Erdem Kıramer ile açık açık...

Bir kuaför olarak Avrupa’daki izlenimleriniz nasıl oldu?

Paris’e ilk gittiğimde, gördüm ki -benim ustam hariç – bizim büyüklerimiz bize çok yanlış örnekler verdiler, bu meslek odamızla da  alakalıydı. Avrupa’ya, normal turistik gezilere ya da mesleki şovlara gidildiği zaman, herkese madalyalar takılıyordu. Bu nedenle yıllarca, bu madalyalarla Türk kuaförlüğüne çok yanlış tohumlar ekildi.  Düşünün; Cannes’daki yarışmalara 24 ülke giriyor, bu 24 ülke sekiz gruba ayrılıyor ve her gruba birincilik, ikincilik, üçüncülük madalyaları veriliyordu.  Bu meslektaşlarımız oradan birincilik, ikincilik madalyası alarak kendilerini Avrupalı kuaförlerden farklı görmeye başladılar. Halbuki Paris’e ilk gittiğimde, Avrupalı iyi bir kuaförün eriştiği noktaya, onun kapasitesine erişmemiz için daha çok senelerin gerektiğini anladım. Gerek Artistik Kuaförler Kulübü’ne başkan seçildiğim, gerek yıllar sonra Haute Coiffure Française’nin başına geçtiğim zaman, konuşmalarımda hep şunu söyledim:

‘Arkadaşlar, beni seçtiğiniz için çok teşekkür ederim, ama ben de dahil, biz hiçbir şey değiliz.’

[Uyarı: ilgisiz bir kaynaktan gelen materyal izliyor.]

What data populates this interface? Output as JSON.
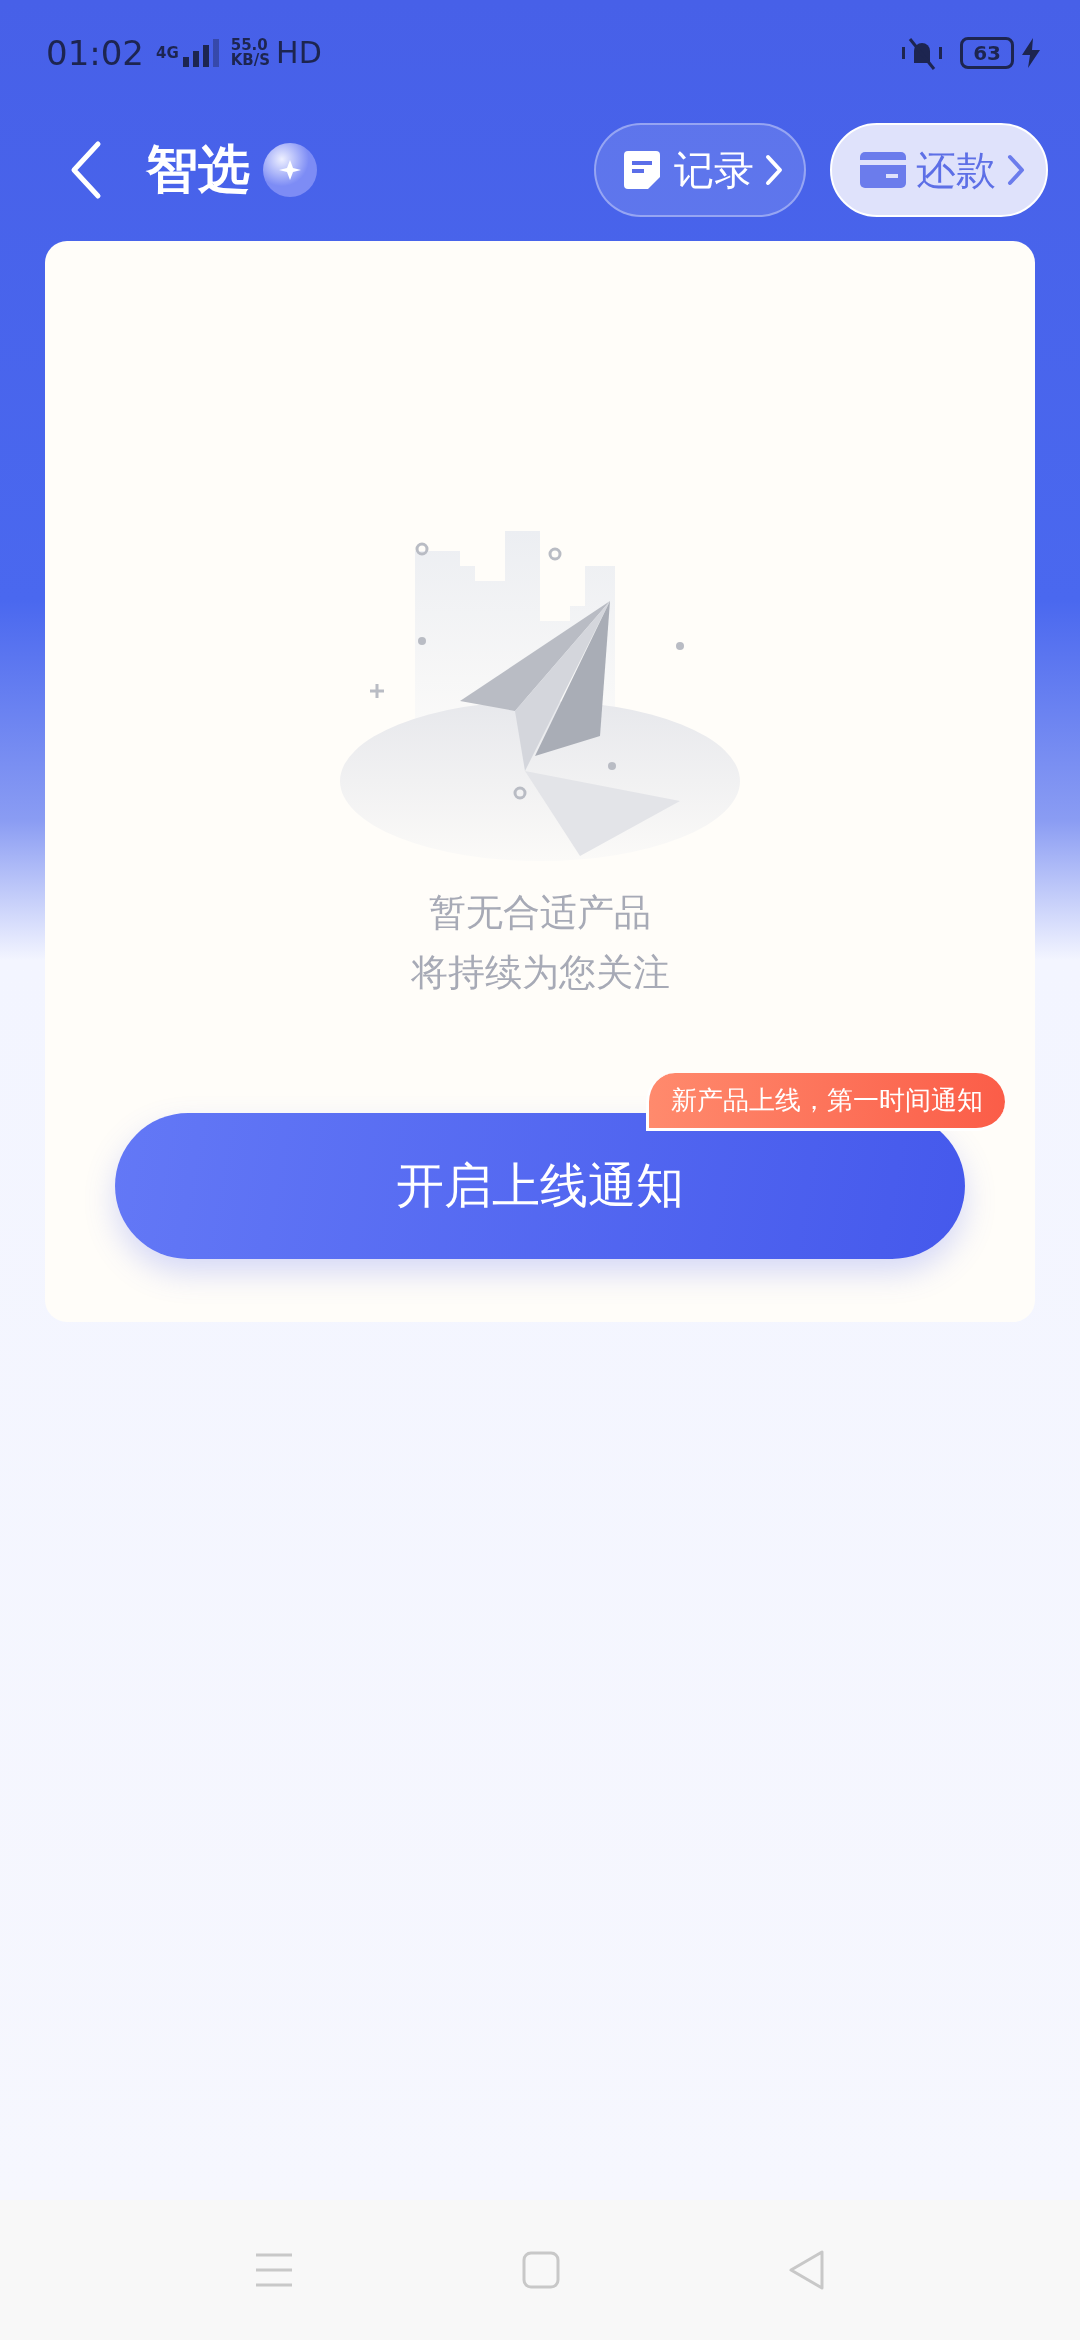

Bu mesajlarıma kulak asmayan çok meslektaşım oldu, ama ben hala şu yaşımda öğrenecek çok şey olduğuna inanıyorum.

Erdem Kıramer ile açık açık...

Başladığınız günle kıyasladığınızda bugün kuaförlüğün Türkiye’de geldiği noktayı nasıl değerlendiriyorsunuz?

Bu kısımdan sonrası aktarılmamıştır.